Sebuah maaf diperlukan begitu film dimulai. Kita melihat sosok Merry Riana (diperankan Chelsea Islan dengan acting yang meyakinkan) berdiri sambil menatap bangunan megah Marina Bay Sand. Koper merah besar berdiri di sampingnya. Ia baru tiba di Singapura.
Merry sendirian di negeri singa itu. Ia diterbangkan ayahnya ke Singapura. Jakarta dilanda kerusuhan pada Mei 1998. Etnis Tionghoa yang minoritas banyak jadi korban. Banyak pula yang mengungsi ke bandara, hendak meninggalkan Jakarta. Lantaran dirampok di jalan, tak semua anggota keluarga Merry bisa pergi. Uang hanya cukup untuk beli satu tiket ke Singapura. Merry yang pergi sendirian ke Singapura.
Kita melihatnya sebatang kara, berdiri menatap gedung Marina Bay Sands yang puncaknya seperti perahu ditopang balok kayu.
Tunggu, Marina Bay Sands dan kerusuhan Mei 1998 di waktu bersamaan? Sedikit berselancar di dunia maya, dengan mudah Anda bakal menemukan kalau Marina Bay Sand belum ada wujudnya di bulan Mei 1998. Gedung mewah itu baru berdiri 2010.
Lebih masuk ke dalam film, Anda akan menemukan wajah Singapura kiwari bukan di akhir 1990-an. Seolah Merry bukan naik pesawat terbang ke negerinya Lee Kuan Yew itu, melainkan terperosok ke mesin waktu lalu muncul di masa sekarang.
Advertisement
Cerita `Merry Riana`
Cerita `Merry Riana`
Sendirian tanpa sanak saudara (paman yang dibilang ayahnya tak ketahuan lagi alamatnya), Merry teringat punya teman SMA yang kuliah di Singapura. Namanya Irene (Kimberly Ryder). Merry mendatangi asrama tempat Irene tinggal, berniat ingin tinggal sebentar.
Namun, keberadaan Merry kemudian diketahui petugas keamanan. Satu-satunya cara agar dibolehkan tinggal di asrama, Merry harus terdaftar sebagai mahasiswi. Ia lalu mendaftar dan lolos tes. Persoalan baru datang: bagaimana membayar biaya kuliah?
Pihak universitas menyediakan biaya kuliah dengan sistem student loan, calon mahasiswa dipinjamkan uang untuk biaya kuliah dan ongkos hidup minimal yang harus dibayar. Besarnya 40 ribu dolar Singapura untuk kuliah empat tahun. Nah, sebelum dapat pinjaman, Merry harus menemukan dulu seorang guarantor alias penjamin utang-utangnya.
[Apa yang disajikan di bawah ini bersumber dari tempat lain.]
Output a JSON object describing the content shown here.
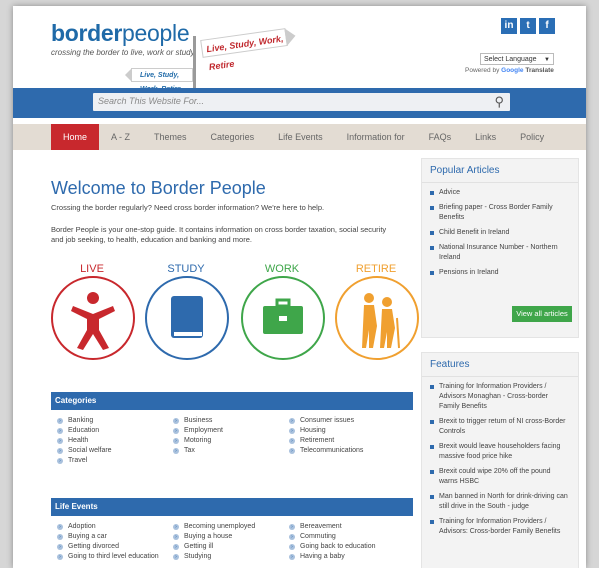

Irene mengenalkan Merry pada Alva (Dion Wiyoko) yang diminta sebagai guarantor. Alva bersedia. Tapi ada syaratnya. Merry harus membuktikan kalau ia bisa cari pekerjaan di Singapura.
Kita kemudian melihat Merry berlari lintang pukang ke sana-ke mari mencari pekerjaan. Tidak mudah mencari kerja di negeri orang bila tak punya izin kerja. Akhirnya, Merry dapat pekerjaan sebagai penyebar brosur di sebuah lembaga non profit.
Pekerjaan itu tak lama ia jalani. Polisi Singapura mengendusnya. Ia harus cari pekerjaan lain. Simpati atas kegigihan Merry, Alva membantunya mencari pekerjaan baru.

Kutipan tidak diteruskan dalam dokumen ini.